Peace Corps Volunteer Blogs
From Peace Corps Wiki
(An editable report)
Since the late 1990s, Peace Corps Volunteers (PCVs) have been posting their experiences in Peace Corps (PC) on the internet in “web-logs”, now colloquially called “blogs”. The number of volunteer blogs has grown dramatically in just the past few years: from 1,300 in Aug 2006 to over 5,000 in Dec 2008. In today’s Peace Corps, a blog is viewed as a normal supplemental component of service and as an open newsletter for the volunteer to report about their service as it happens. The ability to publish and update information in real time facilitates the creation of new connections between the volunteers in service and those that access the blogs.

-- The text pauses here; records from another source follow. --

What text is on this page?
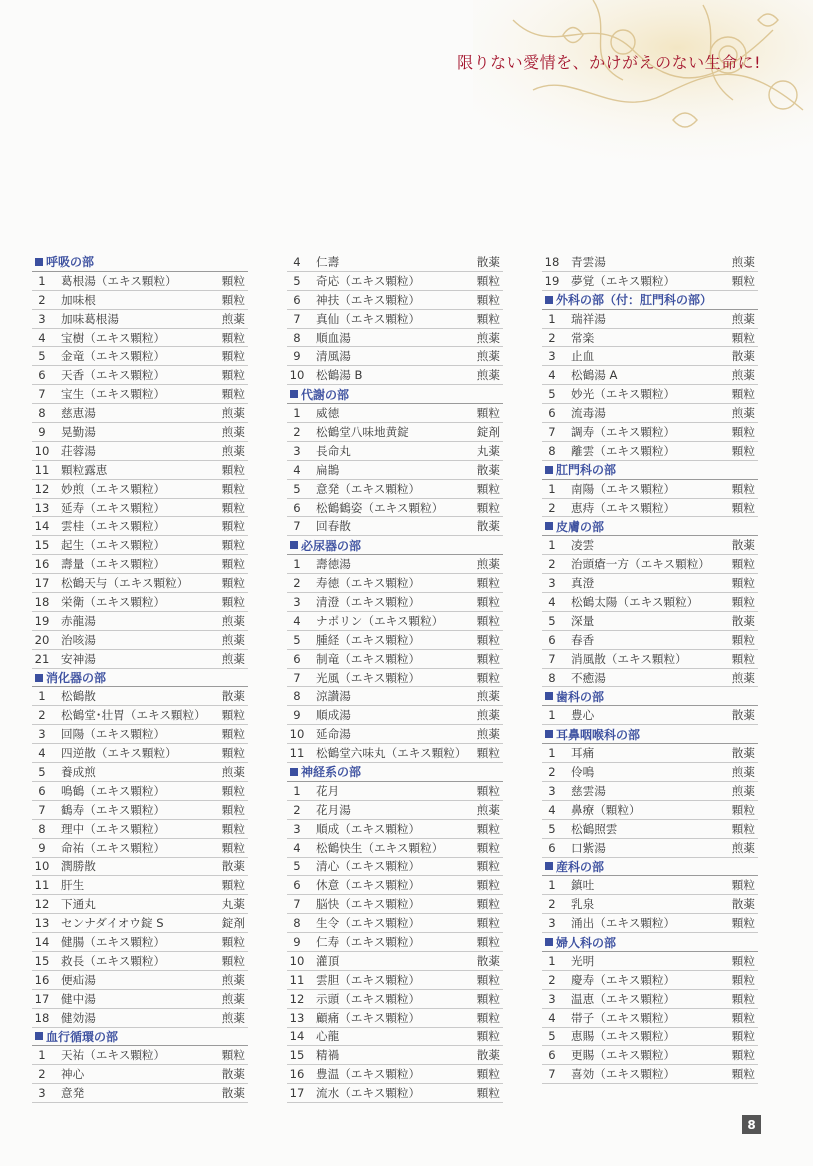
限りない愛情を、かけがえのない生命に!
呼吸の部
1	葛根湯（エキス顆粒）	顆粒
2	加味根	顆粒
3	加味葛根湯	煎薬
4	宝樹（エキス顆粒）	顆粒
5	金竜（エキス顆粒）	顆粒
6	天香（エキス顆粒）	顆粒
7	宝生（エキス顆粒）	顆粒
8	慈恵湯	煎薬
9	晃勤湯	煎薬
10	荘蓉湯	煎薬
11	顆粒露恵	顆粒
12	妙煎（エキス顆粒）	顆粒
13	延寿（エキス顆粒）	顆粒
14	雲桂（エキス顆粒）	顆粒
15	起生（エキス顆粒）	顆粒
16	壽量（エキス顆粒）	顆粒
17	松鶴天与（エキス顆粒）	顆粒
18	栄衛（エキス顆粒）	顆粒
19	赤龍湯	煎薬
20	治咳湯	煎薬
21	安神湯	煎薬
消化器の部
1	松鶴散	散薬
2	松鶴堂･壮胃（エキス顆粒）	顆粒
3	回陽（エキス顆粒）	顆粒
4	四逆散（エキス顆粒）	顆粒
5	養成煎	煎薬
6	鳴鶴（エキス顆粒）	顆粒
7	鶴寿（エキス顆粒）	顆粒
8	理中（エキス顆粒）	顆粒
9	命祐（エキス顆粒）	顆粒
10	潤勝散	散薬
11	肝生	顆粒
12	下通丸	丸薬
13	センナダイオウ錠 S	錠剤
14	健腸（エキス顆粒）	顆粒
15	救長（エキス顆粒）	顆粒
16	便疝湯	煎薬
17	健中湯	煎薬
18	健効湯	煎薬
血行循環の部
1	天祐（エキス顆粒）	顆粒
2	神心	散薬
3	意発	散薬
4	仁壽	散薬
5	奇応（エキス顆粒）	顆粒
6	神扶（エキス顆粒）	顆粒
7	真仙（エキス顆粒）	顆粒
8	順血湯	煎薬
9	清風湯	煎薬
10	松鶴湯 B	煎薬
代謝の部
1	威徳	顆粒
2	松鶴堂八味地黄錠	錠剤
3	長命丸	丸薬
4	扁鵲	散薬
5	意発（エキス顆粒）	顆粒
6	松鶴鶴姿（エキス顆粒）	顆粒
7	回春散	散薬
必尿器の部
1	壽徳湯	煎薬
2	寿徳（エキス顆粒）	顆粒
3	清澄（エキス顆粒）	顆粒
4	ナポリン（エキス顆粒）	顆粒
5	腫経（エキス顆粒）	顆粒
6	制竜（エキス顆粒）	顆粒
7	光風（エキス顆粒）	顆粒
8	涼讃湯	煎薬
9	順成湯	煎薬
10	延命湯	煎薬
11	松鶴堂六味丸（エキス顆粒） 顆粒
神経系の部
1	花月	顆粒
2	花月湯	煎薬
3	順成（エキス顆粒）	顆粒
4	松鶴快生（エキス顆粒）	顆粒
5	清心（エキス顆粒）	顆粒
6	休意（エキス顆粒）	顆粒
7	脳快（エキス顆粒）	顆粒
8	生令（エキス顆粒）	顆粒
9	仁寿（エキス顆粒）	顆粒
10	灌頂	散薬
11	雲胆（エキス顆粒）	顆粒
12	示頭（エキス顆粒）	顆粒
13	顧痛（エキス顆粒）	顆粒
14	心龍	顆粒
15	精禍	散薬
16	豊温（エキス顆粒）	顆粒
17	流水（エキス顆粒）	顆粒
18	青雲湯	煎薬
19	夢覚（エキス顆粒）	顆粒
外科の部（付：肛門科の部）
1	瑞祥湯	煎薬
2	常楽	顆粒
3	止血	散薬
4	松鶴湯 A	煎薬
5	妙光（エキス顆粒）	顆粒
6	流毒湯	煎薬
7	調寿（エキス顆粒）	顆粒
8	離雲（エキス顆粒）	顆粒
肛門科の部
1	南陽（エキス顆粒）	顆粒
2	恵痔（エキス顆粒）	顆粒
皮膚の部
1	凌雲	散薬
2	治頭瘡一方（エキス顆粒）	顆粒
3	真澄	顆粒
4	松鶴太陽（エキス顆粒）	顆粒
5	深量	散薬
6	春香	顆粒
7	消風散（エキス顆粒）	顆粒
8	不癒湯	煎薬
歯科の部
1	豊心	散薬
耳鼻咽喉科の部
1	耳痛	散薬
2	伶鳴	煎薬
3	慈雲湯	煎薬
4	鼻療（顆粒）	顆粒
5	松鶴照雲	顆粒
6	口紫湯	煎薬
産科の部
1	鎮吐	顆粒
2	乳泉	散薬
3	涌出（エキス顆粒）	顆粒
婦人科の部
1	光明	顆粒
2	慶寿（エキス顆粒）	顆粒
3	温恵（エキス顆粒）	顆粒
4	帯子（エキス顆粒）	顆粒
5	恵賜（エキス顆粒）	顆粒
6	更賜（エキス顆粒）	顆粒
7	喜効（エキス顆粒）	顆粒
8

This is a remarkable way to view grass roots international development across countries and regions; with extensive possibilities for information exchange that is site specific. Nevertheless, the freedom associated with this ability to publish in real-time has given rise to major issues concerning privacy and professionalism within the Peace Corps community and the countries which host Peace Corps volunteers. There are few guidelines and rules, or established precedents, regarding blog content or the method of posting and, as a result, those that have found themselves in this indeterminate area have often met with brash subjectivity.

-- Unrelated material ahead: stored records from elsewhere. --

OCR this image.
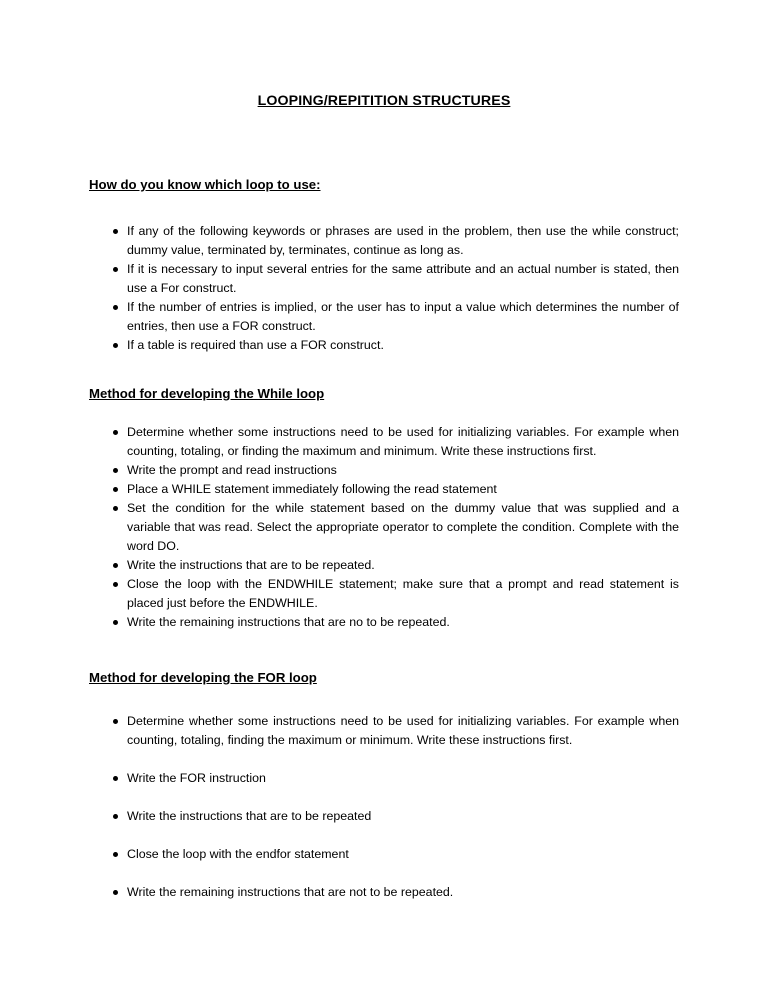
LOOPING/REPITITION STRUCTURES
How do you know which loop to use:
If any of the following keywords or phrases are used in the problem, then use the while construct; dummy value, terminated by, terminates, continue as long as.
If it is necessary to input several entries for the same attribute and an actual number is stated, then use a For construct.
If the number of entries is implied, or the user has to input a value which determines the number of entries, then use a FOR construct.
If a table is required than use a FOR construct.
Method for developing the While loop
Determine whether some instructions need to be used for initializing variables. For example when counting, totaling, or finding the maximum and minimum. Write these instructions first.
Write the prompt and read instructions
Place a WHILE statement immediately following the read statement
Set the condition for the while statement based on the dummy value that was supplied and a variable that was read. Select the appropriate operator to complete the condition. Complete with the word DO.
Write the instructions that are to be repeated.
Close the loop with the ENDWHILE statement; make sure that a prompt and read statement is placed just before the ENDWHILE.
Write the remaining instructions that are no to be repeated.
Method for developing the FOR loop
Determine whether some instructions need to be used for initializing variables. For example when counting, totaling, finding the maximum or minimum. Write these instructions first.
Write the FOR instruction
Write the instructions that are to be repeated
Close the loop with the endfor statement
Write the remaining instructions that are not to be repeated.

 What is a volunteer blog?
- A series of various length postings of text and photos that chronicle the activities, daily schedule, personal interactions, stories, essays and photos a volunteer felt were important to describing aspects of their PC service.
- A free and open form of expression by a volunteer about their service: the majority of these blogs are open and available to anyone that wishes to access them.
- A legacy piece that a volunteer can refer back to: for pleasure, for evidence of work and creative expression, or for proof of interdisciplinary abilities, skills, and experiences encountered during the Peace Corps.
- A composition that captures moods as well as insights, inquisitive questions and innovative ideas. The Peace Corps experience, and reflections on that experience, often mean a great deal to a returned volunteer’s search for happiness in their career and life direction.
- A volunteer can refer to their blog much as if it were a virtual scrapbook. Many volunteers record thoughts and experiences in a notebook or sketch book that is often bought in country. Unfortunately, over a short period of time, the paper fades or the tome becomes completely illegible. A volunteer’s blog is infinitely more accessible and its lifetime can be indefinite.
- These postings can be referenced when applying for jobs or to school or they can be expanded upon for creative writing.
- As internet service becomes available in more and more places around the world, the obstacles to uploading material to the internet continue to fall.
- Often, the living conditions of the volunteer dictate that using a laptop is impossible; therefore, every few weeks or months a PCV would be able to transcribe their information onto a blog.
 Current rules and regulations
The official policy concerning volunteer blogs is governed by the Peace Corps Manual, section MS 534.7 http://files.peacecorps.gov/manuals/manual/500_Administrative_Services/540-549_Computers_and_Information_Processing/MS_543/Use_of_IT_Systems_by_Volunteers_Trainees_RPCVs.pdf#7.0
MS 543.7 Websites: Volunteers who create their own Web sites, or post information to Web sites that have been created and maintained by others, should be reminded that, unless password protected, any information posted on the Internet can be accessed by the general public, even if that is not intended. Because search engines regularly index most sites on the Internet, it is possible that members of the public could locate a Volunteer Web site by searching for information about the Peace Corps or a certain country. This is possible even if the Volunteer does not actively promote his/her Web site. Given these realities, Volunteers are responsible for ensuring that their IT use is consistent with the following guidelines:
7.3 Use of the Peace Corps Logo
7.4 Cultural Sensitivity
7.5 Safety and Security
7.6 Publication Policies
Most volunteers have access to the Internet and currently over 5,000 volunteers in the past few years have had their own personal blog publicly shared online. The volunteers are aware of the regulations and rules, as they are now taught them during Training and knowledge of it is required to sign Peace Corps computer acceptable use policy in order to swear in.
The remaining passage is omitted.